LOS ANGELES — A former Syrian military official who oversaw a prison where human rights officials say torture and abuse routinely took place has been arrested, authorities said Wednesday.
U.S. Department of Homeland Security agents took Samir Ousman al-Sheikh into custody last week at Los Angeles International Airport, said agency spokesperson Greg Hoegner.
The 72-year-old has been charged with immigration fraud, specifically that he denied on his U.S. visa and citizenship applications that he had ever persecuted anyone in Syria, according to a criminal complaint filed on July 9 and reviewed by The Associated Press. Investigators are considering additional charges against al-Sheikh, the complaint shows.
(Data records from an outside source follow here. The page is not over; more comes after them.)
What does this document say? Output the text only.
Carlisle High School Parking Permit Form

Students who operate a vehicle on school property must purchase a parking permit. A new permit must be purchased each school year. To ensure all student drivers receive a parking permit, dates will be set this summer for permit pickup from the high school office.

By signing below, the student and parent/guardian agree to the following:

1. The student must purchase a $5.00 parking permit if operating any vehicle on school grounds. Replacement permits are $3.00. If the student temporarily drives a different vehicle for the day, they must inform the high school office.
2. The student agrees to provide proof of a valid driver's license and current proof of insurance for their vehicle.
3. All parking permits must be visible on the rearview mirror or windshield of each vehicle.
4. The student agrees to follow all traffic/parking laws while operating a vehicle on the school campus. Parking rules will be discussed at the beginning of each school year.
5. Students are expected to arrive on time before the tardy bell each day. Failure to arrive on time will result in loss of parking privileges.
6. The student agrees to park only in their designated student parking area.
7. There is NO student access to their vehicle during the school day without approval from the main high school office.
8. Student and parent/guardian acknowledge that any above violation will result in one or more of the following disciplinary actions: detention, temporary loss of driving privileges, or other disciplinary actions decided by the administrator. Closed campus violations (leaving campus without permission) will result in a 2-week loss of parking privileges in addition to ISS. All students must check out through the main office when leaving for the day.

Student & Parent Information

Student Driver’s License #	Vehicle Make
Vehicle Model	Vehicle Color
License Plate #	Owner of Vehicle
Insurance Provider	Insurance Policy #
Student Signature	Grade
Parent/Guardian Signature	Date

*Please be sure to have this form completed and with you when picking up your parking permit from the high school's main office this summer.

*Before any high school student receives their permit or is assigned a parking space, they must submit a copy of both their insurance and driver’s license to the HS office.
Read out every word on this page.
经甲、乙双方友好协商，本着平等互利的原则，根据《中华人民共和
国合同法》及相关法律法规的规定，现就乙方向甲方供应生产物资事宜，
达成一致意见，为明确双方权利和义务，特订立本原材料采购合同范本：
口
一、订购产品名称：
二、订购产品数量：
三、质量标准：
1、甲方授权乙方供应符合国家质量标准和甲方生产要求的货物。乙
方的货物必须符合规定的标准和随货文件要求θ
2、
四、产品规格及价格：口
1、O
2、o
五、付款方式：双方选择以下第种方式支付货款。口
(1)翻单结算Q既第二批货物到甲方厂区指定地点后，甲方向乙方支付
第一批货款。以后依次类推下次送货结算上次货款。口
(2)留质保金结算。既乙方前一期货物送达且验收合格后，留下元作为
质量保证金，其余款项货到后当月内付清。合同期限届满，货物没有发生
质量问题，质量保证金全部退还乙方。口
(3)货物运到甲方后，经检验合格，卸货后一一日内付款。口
He was in charge of Syria's infamous Adra Prison from 2005 to 2008 under President Bashar Assad. Human rights groups and United Nations officials have accused the Syrian government of widespread abuses in its detention facilities, including torture and arbitrary detention of thousands of people, in many cases without informing their families about their fate. Many remain missing and are presumed to have died or been executed.
''This is the highest-level Assad regime official arrested anywhere in the world. ... This is a really big deal," said Mouaz Moustafa, executive director of the Syrian Emergency Task Force, a U.S.-based opposition organization.
Moustafa said Wednesday that one of his staff members, a former Syrian detainee, was first tipped off in 2022 by a refugee that there was ''potentially a war criminal'' in the United States. His organization alerted several federal agencies and began working with them to build a case against al-Sheikh.
His attorney, Peter Hardin, called it a ''simple misunderstanding of immigration forms'' that has been politicized and said al-Sheikh ''finds himself being made a pawn caught up in a larger international struggle."
"He vigorously denies these abhorrent accusations,'' Hardin said.